Toward a New Homeland: 4
A Letter from Canada
Picture Butte Jan. 1, 1954
With these words we’d like to wish our family members, friends and acquaintances a hearty happy New Year. We receive a lot of mail from Holland, and many have asked us to send in another report, and that’s something I’m happy to do.
When we ourselves wished each other a good and happy New Year we knew we could look back on a good year, a year in which we gambled the great step that’s put us in this far-away and strange country called Canada, and from where we greet both our friends and our future.

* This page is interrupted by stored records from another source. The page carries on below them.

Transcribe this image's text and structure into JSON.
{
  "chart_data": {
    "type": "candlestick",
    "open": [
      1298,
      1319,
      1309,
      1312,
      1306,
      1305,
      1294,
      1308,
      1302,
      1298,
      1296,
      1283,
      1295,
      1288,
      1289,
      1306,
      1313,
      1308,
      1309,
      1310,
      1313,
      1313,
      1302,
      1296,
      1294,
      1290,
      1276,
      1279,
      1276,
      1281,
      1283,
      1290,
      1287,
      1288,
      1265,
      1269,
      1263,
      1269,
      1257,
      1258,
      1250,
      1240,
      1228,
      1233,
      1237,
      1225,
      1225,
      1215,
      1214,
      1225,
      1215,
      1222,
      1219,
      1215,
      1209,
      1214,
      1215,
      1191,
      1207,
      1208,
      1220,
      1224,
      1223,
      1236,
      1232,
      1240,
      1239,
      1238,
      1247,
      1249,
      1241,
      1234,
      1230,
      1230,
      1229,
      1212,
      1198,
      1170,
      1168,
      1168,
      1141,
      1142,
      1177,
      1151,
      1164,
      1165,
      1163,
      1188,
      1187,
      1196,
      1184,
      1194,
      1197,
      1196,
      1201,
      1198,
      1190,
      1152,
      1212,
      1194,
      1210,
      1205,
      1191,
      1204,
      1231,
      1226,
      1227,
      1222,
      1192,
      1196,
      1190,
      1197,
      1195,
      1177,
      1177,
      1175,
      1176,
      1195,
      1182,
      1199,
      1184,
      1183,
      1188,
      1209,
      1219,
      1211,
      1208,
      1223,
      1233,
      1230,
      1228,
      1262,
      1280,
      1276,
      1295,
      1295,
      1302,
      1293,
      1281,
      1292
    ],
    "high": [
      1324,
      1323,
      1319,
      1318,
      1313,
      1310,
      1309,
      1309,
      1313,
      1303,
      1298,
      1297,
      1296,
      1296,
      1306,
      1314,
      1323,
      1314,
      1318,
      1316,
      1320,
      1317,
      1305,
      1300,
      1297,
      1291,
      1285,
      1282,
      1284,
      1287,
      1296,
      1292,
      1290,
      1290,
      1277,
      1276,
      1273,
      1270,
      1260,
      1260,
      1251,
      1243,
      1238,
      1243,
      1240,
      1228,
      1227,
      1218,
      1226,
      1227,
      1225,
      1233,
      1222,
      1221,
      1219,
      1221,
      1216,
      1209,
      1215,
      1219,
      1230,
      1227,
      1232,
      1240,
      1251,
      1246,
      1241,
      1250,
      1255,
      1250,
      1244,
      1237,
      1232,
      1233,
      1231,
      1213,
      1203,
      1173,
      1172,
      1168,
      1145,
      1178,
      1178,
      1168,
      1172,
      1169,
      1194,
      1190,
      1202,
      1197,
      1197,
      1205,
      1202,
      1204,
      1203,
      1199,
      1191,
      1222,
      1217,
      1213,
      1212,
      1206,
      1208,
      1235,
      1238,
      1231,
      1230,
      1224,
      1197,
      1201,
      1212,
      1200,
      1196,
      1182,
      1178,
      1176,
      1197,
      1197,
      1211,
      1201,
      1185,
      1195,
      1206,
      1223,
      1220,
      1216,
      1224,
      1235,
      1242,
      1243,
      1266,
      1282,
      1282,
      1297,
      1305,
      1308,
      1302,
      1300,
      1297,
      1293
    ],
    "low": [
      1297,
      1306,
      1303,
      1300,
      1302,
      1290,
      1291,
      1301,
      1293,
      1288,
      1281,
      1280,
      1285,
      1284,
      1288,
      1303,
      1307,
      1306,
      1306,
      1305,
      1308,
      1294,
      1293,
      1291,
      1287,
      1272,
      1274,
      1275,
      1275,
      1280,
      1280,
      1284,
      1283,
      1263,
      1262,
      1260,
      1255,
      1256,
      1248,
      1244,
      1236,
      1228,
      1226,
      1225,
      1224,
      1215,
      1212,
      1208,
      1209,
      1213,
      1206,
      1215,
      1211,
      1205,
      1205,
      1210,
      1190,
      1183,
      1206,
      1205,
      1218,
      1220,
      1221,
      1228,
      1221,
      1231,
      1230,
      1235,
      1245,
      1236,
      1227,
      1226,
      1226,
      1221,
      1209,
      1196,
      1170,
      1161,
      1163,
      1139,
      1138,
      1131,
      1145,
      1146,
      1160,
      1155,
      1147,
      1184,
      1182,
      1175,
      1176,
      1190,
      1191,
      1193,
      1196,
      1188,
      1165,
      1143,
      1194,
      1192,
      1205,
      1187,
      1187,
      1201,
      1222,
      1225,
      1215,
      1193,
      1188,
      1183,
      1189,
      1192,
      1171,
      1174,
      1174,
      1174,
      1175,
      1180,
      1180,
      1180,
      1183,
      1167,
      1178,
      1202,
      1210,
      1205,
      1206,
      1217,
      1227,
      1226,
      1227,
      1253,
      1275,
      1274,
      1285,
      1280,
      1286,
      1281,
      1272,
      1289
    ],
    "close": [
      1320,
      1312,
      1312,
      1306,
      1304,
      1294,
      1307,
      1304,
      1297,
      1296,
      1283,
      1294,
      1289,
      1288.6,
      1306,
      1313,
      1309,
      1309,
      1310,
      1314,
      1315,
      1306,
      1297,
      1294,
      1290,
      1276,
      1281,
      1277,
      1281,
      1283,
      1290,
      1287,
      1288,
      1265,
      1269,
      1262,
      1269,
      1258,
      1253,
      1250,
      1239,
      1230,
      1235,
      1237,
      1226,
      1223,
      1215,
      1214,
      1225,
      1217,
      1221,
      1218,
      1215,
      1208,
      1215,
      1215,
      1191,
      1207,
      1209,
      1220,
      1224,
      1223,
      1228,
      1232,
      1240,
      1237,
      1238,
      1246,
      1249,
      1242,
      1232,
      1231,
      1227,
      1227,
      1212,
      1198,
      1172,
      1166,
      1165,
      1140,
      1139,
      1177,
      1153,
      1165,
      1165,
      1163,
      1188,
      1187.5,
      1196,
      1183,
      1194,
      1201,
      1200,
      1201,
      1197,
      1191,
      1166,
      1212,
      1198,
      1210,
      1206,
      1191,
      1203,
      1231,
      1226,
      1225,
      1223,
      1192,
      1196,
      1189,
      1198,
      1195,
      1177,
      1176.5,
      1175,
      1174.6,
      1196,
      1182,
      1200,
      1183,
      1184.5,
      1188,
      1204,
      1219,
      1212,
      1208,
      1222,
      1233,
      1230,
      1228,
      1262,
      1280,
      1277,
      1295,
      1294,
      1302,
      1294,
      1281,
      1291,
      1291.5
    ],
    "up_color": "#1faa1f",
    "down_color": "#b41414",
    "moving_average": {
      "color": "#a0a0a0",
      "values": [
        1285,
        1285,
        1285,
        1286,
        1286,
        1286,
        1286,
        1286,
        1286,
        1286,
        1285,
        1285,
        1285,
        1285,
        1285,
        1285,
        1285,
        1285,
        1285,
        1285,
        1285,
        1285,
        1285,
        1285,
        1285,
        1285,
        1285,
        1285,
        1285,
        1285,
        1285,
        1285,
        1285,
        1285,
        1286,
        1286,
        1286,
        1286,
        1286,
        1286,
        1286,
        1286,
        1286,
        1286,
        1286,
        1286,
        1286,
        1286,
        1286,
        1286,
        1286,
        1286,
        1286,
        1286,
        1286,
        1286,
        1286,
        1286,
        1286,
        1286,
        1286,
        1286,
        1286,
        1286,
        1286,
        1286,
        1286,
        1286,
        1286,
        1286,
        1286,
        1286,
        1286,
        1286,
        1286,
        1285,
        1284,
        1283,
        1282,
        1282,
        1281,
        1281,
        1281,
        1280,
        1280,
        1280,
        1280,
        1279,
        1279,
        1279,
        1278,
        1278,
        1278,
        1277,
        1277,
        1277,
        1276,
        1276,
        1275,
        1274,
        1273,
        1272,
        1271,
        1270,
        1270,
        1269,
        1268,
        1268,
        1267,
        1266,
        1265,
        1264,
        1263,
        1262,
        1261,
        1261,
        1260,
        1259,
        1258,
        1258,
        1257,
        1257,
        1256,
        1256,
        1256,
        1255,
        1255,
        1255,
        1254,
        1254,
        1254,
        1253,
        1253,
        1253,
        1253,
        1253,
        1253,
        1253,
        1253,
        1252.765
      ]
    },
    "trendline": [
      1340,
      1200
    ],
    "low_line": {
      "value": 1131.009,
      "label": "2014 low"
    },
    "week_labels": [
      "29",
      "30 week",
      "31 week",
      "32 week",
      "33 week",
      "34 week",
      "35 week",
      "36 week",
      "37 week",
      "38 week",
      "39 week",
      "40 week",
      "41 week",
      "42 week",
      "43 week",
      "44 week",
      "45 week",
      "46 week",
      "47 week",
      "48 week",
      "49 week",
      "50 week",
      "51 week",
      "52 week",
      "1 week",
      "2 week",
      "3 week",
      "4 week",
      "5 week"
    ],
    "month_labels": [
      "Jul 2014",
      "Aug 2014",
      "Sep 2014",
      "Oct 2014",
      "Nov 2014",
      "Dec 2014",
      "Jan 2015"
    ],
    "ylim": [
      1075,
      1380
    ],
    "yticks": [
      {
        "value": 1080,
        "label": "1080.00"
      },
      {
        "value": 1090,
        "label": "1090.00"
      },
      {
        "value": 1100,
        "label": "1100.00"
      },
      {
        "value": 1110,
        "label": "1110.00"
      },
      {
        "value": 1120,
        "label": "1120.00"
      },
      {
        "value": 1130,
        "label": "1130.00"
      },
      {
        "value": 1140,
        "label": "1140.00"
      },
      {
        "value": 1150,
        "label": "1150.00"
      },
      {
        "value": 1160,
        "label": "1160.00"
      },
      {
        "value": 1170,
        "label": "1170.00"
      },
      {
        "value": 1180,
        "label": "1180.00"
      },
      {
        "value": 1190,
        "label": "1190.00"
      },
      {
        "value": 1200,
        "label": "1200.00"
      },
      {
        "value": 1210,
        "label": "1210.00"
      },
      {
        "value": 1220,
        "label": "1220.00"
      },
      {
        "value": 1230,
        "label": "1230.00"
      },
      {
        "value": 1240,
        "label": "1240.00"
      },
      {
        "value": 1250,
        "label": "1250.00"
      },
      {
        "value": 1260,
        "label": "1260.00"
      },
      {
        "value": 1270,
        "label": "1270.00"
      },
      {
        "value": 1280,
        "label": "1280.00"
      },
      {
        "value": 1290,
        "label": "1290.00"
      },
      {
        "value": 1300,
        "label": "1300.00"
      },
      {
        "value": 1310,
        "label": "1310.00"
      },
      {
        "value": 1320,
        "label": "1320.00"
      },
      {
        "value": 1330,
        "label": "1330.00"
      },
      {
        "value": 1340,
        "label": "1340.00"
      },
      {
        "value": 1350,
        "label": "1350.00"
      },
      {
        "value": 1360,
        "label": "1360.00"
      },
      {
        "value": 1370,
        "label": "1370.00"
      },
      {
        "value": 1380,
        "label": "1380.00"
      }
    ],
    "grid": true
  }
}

Because we’re working, and we’re earning.
On Oct. 19, our men left at 2 a.m. with 20 other Hollanders for Calgary, because they wanted to be at a certain job site when the work began. The strategy paid off for three of our boys — they could start work immediately. Calgary is a city of some 180,000 people. Very pretty, near the mountains. There’s a highway that takes you up and between the mountains, so you see Calgary lying in a deep hollow.
One of our boys, Tom, went his own way, hitch-hiking to Fort Macleod, where he found a job in a restaurant and bakery. He was able to start immediately, and that was great, because he’d studied as a baker in Holland. He was in seventh heaven. After a week or three, Calgary had snow, and that put an end to working outside. So, unemployed, and that isn’t so nice.”